Gissi. Appello di un ex dipendente del colosso delle calze: aiutateci a riavere il posto di lavoro
GISSI. Il rilancio economico del Vastese è ormai un dato di fatto. A Gissi l’azienda tessile Unos srl del gruppo Falconeri, ex Golden Lady, ha ristrutturato e adeguato il grande capannone per ospitare oltre al confezionamento anche il lavaggio dei capi di abbigliamento. La Adecco sta facendo nuovi colloqui in vista probabilmente di nuove assunzioni. Un importante segnale di ripresa per la Val Sinello dopo anni di agonia. Una occasione che diventa richiesta di aiuto per alcuni ex lavoratori della Golden Lady. Domenico ha 46 anni, è sposato ed è padre. Dopo aver lavorato per 20 anni alla Golden Lady non ha più un lavoro. «La decisione del gruppo Falconeri di tornare a Gissi è bellissima. A loro va il ringraziamento di tanti lavoratori che, come me, hanno bisogno di lavorare. Attraverso il Centro chiedo ai responsabili, ma anche ai sindaci, ai sindacati e a chiunque possa aiutarmi ad avere un colloquio, a dirmi che cosa devo fare per riavere il lavoro. Ho bisogno di lavorare e alla mia età non è facile ritrovare un’occupazione. Datemi l’opportunità di fare un colloquio», chiede Domenico. Nella stessa condizione sono altri 3 colleghi: Loredana, Antonio e Nicola.
Il Comune di Gissi non conosce le intenzioni dell’azienda. Sono tuttavia diversi i lavoratori contattati dalla Adecco, agenzia che si occupa del reclutamento del personale. «Prendete anche il mio curriculum», sollecita Domenico.

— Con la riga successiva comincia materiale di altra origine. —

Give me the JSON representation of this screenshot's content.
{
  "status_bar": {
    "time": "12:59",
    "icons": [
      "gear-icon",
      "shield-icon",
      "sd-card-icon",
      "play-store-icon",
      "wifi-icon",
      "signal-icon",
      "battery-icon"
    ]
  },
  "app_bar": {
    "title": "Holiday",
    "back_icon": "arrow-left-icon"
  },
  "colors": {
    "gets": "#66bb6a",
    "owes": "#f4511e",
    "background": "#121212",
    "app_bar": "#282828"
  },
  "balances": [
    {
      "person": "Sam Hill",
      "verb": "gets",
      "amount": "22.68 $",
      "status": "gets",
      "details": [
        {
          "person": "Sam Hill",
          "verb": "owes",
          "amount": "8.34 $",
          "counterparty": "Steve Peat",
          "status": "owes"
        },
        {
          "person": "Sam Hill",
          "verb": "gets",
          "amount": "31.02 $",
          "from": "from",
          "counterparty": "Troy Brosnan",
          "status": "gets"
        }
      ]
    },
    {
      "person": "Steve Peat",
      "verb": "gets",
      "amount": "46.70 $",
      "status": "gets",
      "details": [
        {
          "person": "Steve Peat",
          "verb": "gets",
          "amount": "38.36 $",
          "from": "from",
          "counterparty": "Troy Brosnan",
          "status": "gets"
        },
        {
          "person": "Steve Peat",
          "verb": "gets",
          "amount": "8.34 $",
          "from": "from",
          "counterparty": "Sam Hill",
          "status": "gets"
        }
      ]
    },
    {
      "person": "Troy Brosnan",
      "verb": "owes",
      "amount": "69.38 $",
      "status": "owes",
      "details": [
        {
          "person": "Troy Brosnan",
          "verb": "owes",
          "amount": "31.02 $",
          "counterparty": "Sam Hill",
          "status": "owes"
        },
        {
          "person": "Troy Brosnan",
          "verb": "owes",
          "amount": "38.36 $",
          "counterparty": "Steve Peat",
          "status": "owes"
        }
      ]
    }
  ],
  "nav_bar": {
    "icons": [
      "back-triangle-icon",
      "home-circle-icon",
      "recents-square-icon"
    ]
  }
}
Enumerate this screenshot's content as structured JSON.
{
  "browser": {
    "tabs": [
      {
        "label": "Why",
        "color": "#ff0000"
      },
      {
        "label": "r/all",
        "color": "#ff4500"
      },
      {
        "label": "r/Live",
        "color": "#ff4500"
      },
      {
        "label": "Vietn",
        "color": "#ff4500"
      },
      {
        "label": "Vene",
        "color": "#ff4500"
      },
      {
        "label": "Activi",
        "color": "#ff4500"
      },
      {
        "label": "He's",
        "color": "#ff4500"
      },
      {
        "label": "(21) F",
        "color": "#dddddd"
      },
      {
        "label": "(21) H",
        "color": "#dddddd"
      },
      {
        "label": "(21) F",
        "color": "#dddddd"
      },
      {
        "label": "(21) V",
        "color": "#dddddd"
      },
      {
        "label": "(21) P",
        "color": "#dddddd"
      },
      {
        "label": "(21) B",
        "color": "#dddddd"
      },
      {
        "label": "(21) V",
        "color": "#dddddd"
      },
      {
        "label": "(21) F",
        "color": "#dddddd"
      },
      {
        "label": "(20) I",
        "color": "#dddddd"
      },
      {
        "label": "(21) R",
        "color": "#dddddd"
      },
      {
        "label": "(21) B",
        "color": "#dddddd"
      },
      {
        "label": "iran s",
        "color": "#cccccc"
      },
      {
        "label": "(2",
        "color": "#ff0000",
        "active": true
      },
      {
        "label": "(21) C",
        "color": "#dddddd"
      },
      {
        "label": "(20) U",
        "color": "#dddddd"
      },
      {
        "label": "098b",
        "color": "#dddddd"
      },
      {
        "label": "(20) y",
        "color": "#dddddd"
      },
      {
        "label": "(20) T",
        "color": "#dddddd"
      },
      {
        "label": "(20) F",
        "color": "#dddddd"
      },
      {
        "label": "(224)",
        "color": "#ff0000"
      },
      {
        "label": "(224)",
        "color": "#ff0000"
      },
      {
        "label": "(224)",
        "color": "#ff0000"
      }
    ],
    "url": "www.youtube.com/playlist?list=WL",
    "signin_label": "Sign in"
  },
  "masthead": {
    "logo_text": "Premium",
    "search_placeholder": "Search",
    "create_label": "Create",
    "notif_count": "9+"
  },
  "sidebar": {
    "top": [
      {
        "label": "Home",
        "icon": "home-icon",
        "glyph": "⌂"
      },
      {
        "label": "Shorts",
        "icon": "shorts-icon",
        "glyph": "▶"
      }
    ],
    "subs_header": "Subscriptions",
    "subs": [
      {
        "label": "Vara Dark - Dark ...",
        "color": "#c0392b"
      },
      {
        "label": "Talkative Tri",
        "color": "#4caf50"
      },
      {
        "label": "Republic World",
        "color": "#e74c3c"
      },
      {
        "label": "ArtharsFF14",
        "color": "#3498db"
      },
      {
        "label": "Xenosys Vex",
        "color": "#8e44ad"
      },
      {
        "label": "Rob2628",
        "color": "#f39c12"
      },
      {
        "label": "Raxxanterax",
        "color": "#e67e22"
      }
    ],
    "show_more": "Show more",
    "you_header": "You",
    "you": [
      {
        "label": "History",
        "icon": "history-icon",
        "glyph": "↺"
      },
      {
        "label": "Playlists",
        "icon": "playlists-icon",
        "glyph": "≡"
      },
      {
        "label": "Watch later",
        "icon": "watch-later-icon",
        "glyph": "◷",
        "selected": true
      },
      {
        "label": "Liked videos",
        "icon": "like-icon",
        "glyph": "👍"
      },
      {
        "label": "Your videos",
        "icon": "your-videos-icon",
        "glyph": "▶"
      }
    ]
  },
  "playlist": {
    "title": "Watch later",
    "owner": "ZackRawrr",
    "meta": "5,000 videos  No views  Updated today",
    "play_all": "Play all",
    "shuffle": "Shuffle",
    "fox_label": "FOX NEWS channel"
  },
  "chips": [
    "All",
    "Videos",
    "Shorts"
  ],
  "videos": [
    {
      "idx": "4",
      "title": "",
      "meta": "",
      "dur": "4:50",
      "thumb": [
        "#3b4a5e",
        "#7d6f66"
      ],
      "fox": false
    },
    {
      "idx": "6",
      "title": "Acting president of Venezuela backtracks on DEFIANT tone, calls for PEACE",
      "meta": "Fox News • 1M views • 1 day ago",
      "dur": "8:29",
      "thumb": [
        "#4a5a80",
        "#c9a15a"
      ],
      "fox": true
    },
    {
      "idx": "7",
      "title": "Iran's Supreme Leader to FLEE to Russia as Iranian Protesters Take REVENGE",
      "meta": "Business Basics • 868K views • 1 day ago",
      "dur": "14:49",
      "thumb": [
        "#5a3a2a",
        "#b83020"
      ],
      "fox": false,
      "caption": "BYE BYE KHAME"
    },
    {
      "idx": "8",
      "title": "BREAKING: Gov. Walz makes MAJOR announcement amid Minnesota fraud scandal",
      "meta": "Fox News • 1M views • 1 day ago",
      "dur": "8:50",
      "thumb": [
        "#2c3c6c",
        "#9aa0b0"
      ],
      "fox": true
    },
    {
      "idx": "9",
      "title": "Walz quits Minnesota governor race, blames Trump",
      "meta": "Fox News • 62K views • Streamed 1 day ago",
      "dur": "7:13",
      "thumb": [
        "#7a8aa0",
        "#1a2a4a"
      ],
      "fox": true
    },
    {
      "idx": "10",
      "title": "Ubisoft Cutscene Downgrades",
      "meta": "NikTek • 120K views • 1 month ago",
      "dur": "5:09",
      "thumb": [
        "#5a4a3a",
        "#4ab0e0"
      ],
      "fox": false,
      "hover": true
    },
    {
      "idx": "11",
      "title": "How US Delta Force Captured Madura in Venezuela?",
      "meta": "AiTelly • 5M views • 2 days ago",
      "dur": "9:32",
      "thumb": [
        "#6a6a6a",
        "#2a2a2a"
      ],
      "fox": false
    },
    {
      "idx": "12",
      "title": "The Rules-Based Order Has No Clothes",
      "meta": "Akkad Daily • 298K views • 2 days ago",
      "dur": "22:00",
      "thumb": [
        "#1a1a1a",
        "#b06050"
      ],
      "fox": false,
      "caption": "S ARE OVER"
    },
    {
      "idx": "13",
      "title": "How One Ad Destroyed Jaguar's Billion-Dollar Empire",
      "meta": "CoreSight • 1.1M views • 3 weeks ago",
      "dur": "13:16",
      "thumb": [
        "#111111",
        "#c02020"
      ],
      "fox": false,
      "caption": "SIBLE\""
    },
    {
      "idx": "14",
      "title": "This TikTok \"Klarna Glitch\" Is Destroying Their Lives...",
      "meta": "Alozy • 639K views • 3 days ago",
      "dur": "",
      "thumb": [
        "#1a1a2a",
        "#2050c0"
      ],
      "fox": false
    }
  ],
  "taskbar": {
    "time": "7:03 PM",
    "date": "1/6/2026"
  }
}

Nessuno per il momento degli ed ex lavoratori Golden Lady è stato contattato. Tutto avviene attraverso trattativa privata. Anche i sindacati sembra che siano stati tenuti fuori. I lavori di ristrutturazione in corso da diverse settimane nel capannone sono a buon punto e un gruppo di persone selezionate è stato mandato al Nord per corsi di aggiornamento.
In un articolo pubblicato qualche mese fa dal Sole 24 Ore, Sandro Veronesi, patron del gruppo, aveva annunciato le lavorazioni della Unos srl a Gissi. «La produzione all’ingrosso di giacche e cappotti in maglia in Abruzzo, ha una tradizione», aveva detto Veronesi. Il personale che l’azienda assume deve essere specializzato. Gli impianti di lavorazione sono stati studiati ad hoc con leader del settore. Cashmere e lane pregiate sono comprate dai migliori produttori in Asia o Australia, proprio come fanno i marchi del lusso. « Io sono pronto a dimostrare il massimo impegno», afferma Domenico. (p.c.)